One child’s car seat was on the rear passenger seat of the vehicle.

Asked whether one of the children had put the car in gear while Ms. McIntosh stepped outside, Chief Norwood said, “It is unclear at this point.”

In the hours after the accident, relatives clung to hope that Jayden Wilson, who had just completed his first year at a city magnet school, would survive.

“Just to see that his life was taken away so young, it’s hard to understand,” said Sophia Cooper, the boy’s aunt and Ms. McIntosh’s sister.

A financial aid adviser at Monroe College in New Rochelle, N.Y, Ms. McIntosh is survived by her husband, David, and their three daughters, 13, 10, and 5. The couple moved to Bridgeport several years ago from White Plains, N.Y.

Mayor John Fabrizi of Bridgeport said city officials would discuss possible safeguards for the area.

A clutch of silver balloons and two dozen plastic tulips were at the accident scene on Thursday. Some people gathered there to pray, and some left behind homemade cards.

Several described the pond as dangerous and cited a number of drownings there over the years.

Daniel Allen Hearn, a historian and author from Monroe, Conn., said in a phone interview on Thursday that 76 people had drowned at the pond since 1921, including the victims this week.

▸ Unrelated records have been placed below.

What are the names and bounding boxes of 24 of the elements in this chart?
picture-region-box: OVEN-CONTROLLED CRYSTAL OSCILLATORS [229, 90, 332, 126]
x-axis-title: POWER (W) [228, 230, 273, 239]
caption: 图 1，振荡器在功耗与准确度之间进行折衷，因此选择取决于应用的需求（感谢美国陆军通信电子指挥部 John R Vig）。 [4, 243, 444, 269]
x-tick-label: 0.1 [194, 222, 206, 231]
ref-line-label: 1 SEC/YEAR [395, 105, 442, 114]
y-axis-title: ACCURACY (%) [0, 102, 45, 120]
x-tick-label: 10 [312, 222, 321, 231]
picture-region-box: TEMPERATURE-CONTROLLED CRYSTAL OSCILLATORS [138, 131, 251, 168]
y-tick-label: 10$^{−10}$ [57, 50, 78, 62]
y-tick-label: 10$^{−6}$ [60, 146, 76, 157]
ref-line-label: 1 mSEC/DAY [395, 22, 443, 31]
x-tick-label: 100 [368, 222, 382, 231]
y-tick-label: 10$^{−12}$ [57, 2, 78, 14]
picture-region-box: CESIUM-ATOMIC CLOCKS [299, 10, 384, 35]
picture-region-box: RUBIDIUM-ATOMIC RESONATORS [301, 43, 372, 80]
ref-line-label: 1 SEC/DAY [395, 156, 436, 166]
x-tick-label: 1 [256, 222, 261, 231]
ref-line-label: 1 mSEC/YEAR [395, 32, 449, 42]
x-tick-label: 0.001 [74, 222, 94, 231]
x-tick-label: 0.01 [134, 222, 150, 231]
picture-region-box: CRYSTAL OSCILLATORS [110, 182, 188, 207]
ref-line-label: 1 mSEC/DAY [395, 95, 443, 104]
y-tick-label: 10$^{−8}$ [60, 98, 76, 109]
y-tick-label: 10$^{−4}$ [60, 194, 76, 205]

Angel Morales, 61, of Bridgeport, was among those who came to the pond on Thursday. He said two of his friends had died in the 1970s while swimming in Bunnell’s Pond.

“If there was a fence over here, it would save some people, save some lives,” he said.

Elizabeth Sierra, 34, said, “We just sit here wondering everything they must have gone through at that moment.”

One of the people kneeling at the water’s edge, Leonara Henry, 32, Julia Boyd’s aunt, scooped up water with her hands and let it run down her face.

“The water is not so clean,” she said, “but I just wanted to feel Julia one more time because I know her spirit is in there.”